Measurement of [Ca²⁺]_i
Measurement of [Ca²⁺]_i was accomplished by loading the cells for 5 minutes in a solution containing 2.5 µmol/L of the acetoxymethyl ester of the Ca²⁺ indicator Indo-1 (Molecular Probes). The cells were excited with 340-nm light, and emission was measured at 400 and 500 nm. Details of the apparatus have been published previously.¹² In the experimental records, the ratio of fluorescence emitted at 400 and 500 nm (F₄₀₀:F₅₀₀) is used as a measure of [Ca²⁺]_i.

Measurement of [Na⁺]_i
The Na⁺ indicator SBFI (Molecular Probes) was used and was loaded as the acetoxymethyl ester (for 1 hour at 10 µmol/L).
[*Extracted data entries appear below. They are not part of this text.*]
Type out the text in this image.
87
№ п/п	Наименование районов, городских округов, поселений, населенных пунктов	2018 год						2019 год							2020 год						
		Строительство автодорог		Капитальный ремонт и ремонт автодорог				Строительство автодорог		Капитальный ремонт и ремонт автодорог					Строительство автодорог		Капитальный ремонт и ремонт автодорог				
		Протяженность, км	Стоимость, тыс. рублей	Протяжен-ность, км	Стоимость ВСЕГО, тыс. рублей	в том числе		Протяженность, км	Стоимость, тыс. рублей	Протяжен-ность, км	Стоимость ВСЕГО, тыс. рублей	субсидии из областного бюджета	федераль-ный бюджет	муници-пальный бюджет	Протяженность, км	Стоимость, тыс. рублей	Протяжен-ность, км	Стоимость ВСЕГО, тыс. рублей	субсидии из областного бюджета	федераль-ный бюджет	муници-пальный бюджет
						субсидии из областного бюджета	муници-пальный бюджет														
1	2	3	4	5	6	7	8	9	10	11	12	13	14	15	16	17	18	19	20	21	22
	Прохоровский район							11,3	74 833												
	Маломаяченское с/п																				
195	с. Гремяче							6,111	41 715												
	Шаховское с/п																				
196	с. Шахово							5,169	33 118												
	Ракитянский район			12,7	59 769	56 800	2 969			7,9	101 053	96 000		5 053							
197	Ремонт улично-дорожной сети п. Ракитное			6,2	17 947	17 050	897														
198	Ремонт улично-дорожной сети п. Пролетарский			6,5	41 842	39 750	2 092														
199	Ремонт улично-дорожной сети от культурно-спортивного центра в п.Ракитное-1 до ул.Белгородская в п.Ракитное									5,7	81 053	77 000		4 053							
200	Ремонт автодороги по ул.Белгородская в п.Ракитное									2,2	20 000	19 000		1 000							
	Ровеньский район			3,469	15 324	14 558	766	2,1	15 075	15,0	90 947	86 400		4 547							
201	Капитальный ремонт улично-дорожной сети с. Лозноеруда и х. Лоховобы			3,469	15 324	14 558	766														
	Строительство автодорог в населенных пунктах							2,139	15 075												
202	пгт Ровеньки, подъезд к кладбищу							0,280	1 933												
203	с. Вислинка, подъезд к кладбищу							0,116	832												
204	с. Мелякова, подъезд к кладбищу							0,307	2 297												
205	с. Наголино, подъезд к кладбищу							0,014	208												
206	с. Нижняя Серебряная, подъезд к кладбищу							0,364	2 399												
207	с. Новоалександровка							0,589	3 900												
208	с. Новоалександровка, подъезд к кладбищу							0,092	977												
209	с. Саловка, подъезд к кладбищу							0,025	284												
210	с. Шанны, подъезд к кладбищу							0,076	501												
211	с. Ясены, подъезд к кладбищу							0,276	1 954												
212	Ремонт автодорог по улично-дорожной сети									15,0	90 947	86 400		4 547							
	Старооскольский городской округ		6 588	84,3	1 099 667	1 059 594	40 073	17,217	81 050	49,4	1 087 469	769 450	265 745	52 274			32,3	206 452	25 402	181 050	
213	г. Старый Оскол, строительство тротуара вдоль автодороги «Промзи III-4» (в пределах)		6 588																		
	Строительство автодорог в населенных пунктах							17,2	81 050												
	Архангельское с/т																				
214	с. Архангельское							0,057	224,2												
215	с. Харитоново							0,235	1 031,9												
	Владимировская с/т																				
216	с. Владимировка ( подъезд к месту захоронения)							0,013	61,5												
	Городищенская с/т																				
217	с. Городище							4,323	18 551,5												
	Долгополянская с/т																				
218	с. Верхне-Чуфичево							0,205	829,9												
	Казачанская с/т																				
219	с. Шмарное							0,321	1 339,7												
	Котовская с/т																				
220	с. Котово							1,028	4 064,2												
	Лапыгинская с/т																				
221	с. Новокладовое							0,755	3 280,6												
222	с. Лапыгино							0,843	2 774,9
As described previously,¹³ the cell was alternately excited with light at 340 and 380 nm, and emission was measured at 510 nm. The ratio F₃₄₀:F₃₈₀ was measured and converted to absolute [Na⁺] using an in situ calibration. This was performed at the end of the experiment by exposing the cell to a series of divalent-free solutions (zero Ca²⁺ and Mg²⁺ with 1 mmol/L EGTA) containing gramicidin D (1 µg·mL^-1), ouabain (1 mmol/L), and various Na⁺ concentrations (at constant [Na⁺]+[K⁺] of 140 mmol/L), titrated to pH 7.4 (10 mmol/L HEPES). The records shown are displayed on a linear [Na⁺]_i scale.

Voltage Clamp
Voltage clamp was performed by the perforated-patch method,¹⁴ as described previously,¹⁵ using a switch clamp (Axoclamp 2A). Membrane current was stored digitally on a VCR-based system (Medical Systems).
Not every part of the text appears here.